Boats and Lobsters. Our life blood seeps away beneath the pebbled ground mingling with the mud stained and sea washed sand. People, once loud about the harbour, leave for term time commitments or hurried, booked and far flighted, sunnier apartments. We stand waiting; waiting for another season to rise, damp like about us.
Money is our direction and our obsession, we follow it, and we accommodate it, giving it unwarranted preference over the reality of our lives. I found myself escaping from the tortuous grip of Clovelly and delivered into the cold, hard North of Orkney. in the pursuit of a fair wage for a fair days work. A friend of mine is contracted to a group known as, 'Tidal Generation Limited,' a company sponsored by, 'Rolls Royce,' who are busy developing a turbine for the generation of electricity, using the strength of the tide. I was employed as Mate aboard his vessel and spent the time doing seaman like tasks such as splicing and whipping and general ropey jobs. During our time we were successful in deploying the turbine off the island called 'Eday'. just one of the many Orkney isles. Orkney was a remarkably beautiful place, sweeping islands and rough hewn shores. The people edging more towards Norwegian than Scottish, were famously kind and friendly. The weather was as you'd expect, trying and tempestuous one minute, still and brilliant the next. I flew in and flew out, I loved every minute and hope to get back.

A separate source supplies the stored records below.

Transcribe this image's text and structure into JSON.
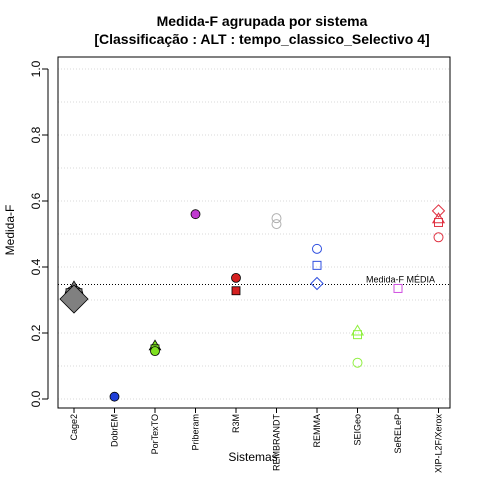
{
  "chart_data": {
    "type": "scatter",
    "title": "Medida-F agrupada por sistema",
    "subtitle": "[Classificação : ALT : tempo_classico_Selectivo 4]",
    "xlabel": "Sistemas",
    "ylabel": "Medida-F",
    "ylim": [
      0,
      1
    ],
    "yticks": [
      "0.0",
      "0.2",
      "0.4",
      "0.6",
      "0.8",
      "1.0"
    ],
    "grid": "horizontal dotted",
    "categories": [
      "Cage2",
      "DobrEM",
      "PorTexTO",
      "Priberam",
      "R3M",
      "REMBRANDT",
      "REMMA",
      "SEIGeo",
      "SeRELeP",
      "XIP-L2F/Xerox"
    ],
    "reference_line": {
      "label": "Medida-F MÉDIA",
      "value": 0.347
    },
    "points": [
      {
        "category": "Cage2",
        "value": 0.33,
        "shape": "triangle",
        "color": "#808080",
        "filled": true,
        "size": 9
      },
      {
        "category": "Cage2",
        "value": 0.315,
        "shape": "circle",
        "color": "#808080",
        "filled": true,
        "size": 10
      },
      {
        "category": "Cage2",
        "value": 0.31,
        "shape": "square",
        "color": "#808080",
        "filled": true,
        "size": 10
      },
      {
        "category": "Cage2",
        "value": 0.303,
        "shape": "diamond",
        "color": "#808080",
        "filled": true,
        "size": 14
      },
      {
        "category": "DobrEM",
        "value": 0.007,
        "shape": "circle",
        "color": "#1f3fd8",
        "filled": true,
        "size": 5
      },
      {
        "category": "PorTexTO",
        "value": 0.16,
        "shape": "triangle",
        "color": "#7fe020",
        "filled": true,
        "size": 6
      },
      {
        "category": "PorTexTO",
        "value": 0.152,
        "shape": "square",
        "color": "#7fe020",
        "filled": true,
        "size": 5
      },
      {
        "category": "PorTexTO",
        "value": 0.145,
        "shape": "circle",
        "color": "#7fe020",
        "filled": true,
        "size": 5
      },
      {
        "category": "Priberam",
        "value": 0.56,
        "shape": "circle",
        "color": "#c03ad0",
        "filled": true,
        "size": 5
      },
      {
        "category": "R3M",
        "value": 0.367,
        "shape": "circle",
        "color": "#d42020",
        "filled": true,
        "size": 5
      },
      {
        "category": "R3M",
        "value": 0.328,
        "shape": "square",
        "color": "#d42020",
        "filled": true,
        "size": 5
      },
      {
        "category": "REMBRANDT",
        "value": 0.548,
        "shape": "circle",
        "color": "#b0b0b0",
        "filled": false,
        "size": 5
      },
      {
        "category": "REMBRANDT",
        "value": 0.53,
        "shape": "circle",
        "color": "#b0b0b0",
        "filled": false,
        "size": 5
      },
      {
        "category": "REMMA",
        "value": 0.455,
        "shape": "circle",
        "color": "#3050e0",
        "filled": false,
        "size": 5
      },
      {
        "category": "REMMA",
        "value": 0.405,
        "shape": "square",
        "color": "#3050e0",
        "filled": false,
        "size": 5
      },
      {
        "category": "REMMA",
        "value": 0.35,
        "shape": "diamond",
        "color": "#3050e0",
        "filled": false,
        "size": 6
      },
      {
        "category": "SEIGeo",
        "value": 0.205,
        "shape": "triangle",
        "color": "#90f040",
        "filled": false,
        "size": 6
      },
      {
        "category": "SEIGeo",
        "value": 0.195,
        "shape": "square",
        "color": "#90f040",
        "filled": false,
        "size": 5
      },
      {
        "category": "SEIGeo",
        "value": 0.11,
        "shape": "circle",
        "color": "#90f040",
        "filled": false,
        "size": 5
      },
      {
        "category": "SeRELeP",
        "value": 0.335,
        "shape": "square",
        "color": "#d050e0",
        "filled": false,
        "size": 5
      },
      {
        "category": "XIP-L2F/Xerox",
        "value": 0.57,
        "shape": "diamond",
        "color": "#e03040",
        "filled": false,
        "size": 6
      },
      {
        "category": "XIP-L2F/Xerox",
        "value": 0.545,
        "shape": "triangle",
        "color": "#e03040",
        "filled": false,
        "size": 6
      },
      {
        "category": "XIP-L2F/Xerox",
        "value": 0.535,
        "shape": "square",
        "color": "#e03040",
        "filled": false,
        "size": 5
      },
      {
        "category": "XIP-L2F/Xerox",
        "value": 0.49,
        "shape": "circle",
        "color": "#e03040",
        "filled": false,
        "size": 5
      }
    ]
  }
}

There is so much to do. I have to set up and establish a smoke house in Clovelly, so I may smoke some of my Clovelly herring. Boats have to be worked on, cleaned, prepared, readied for whatever may happen next. Things, events catch up, usually when you're not watching. How does it happen that one minute you are getting things in order, and the next.... well the next minute you're sat beside a hospital bed where your mother lies with a collapsed lung, following a procedure to drain some fluid from that lung that went badly wrong. Days of worry, of stress and strain follow, family arrives from all quarters, too many visitors the nurses complain, but more arrive to see her, the room fills. Now all we can do is wait. Now all we do is wait. Funny how life seems to bring me back from whence I came and never seems to let me go. Now I wait.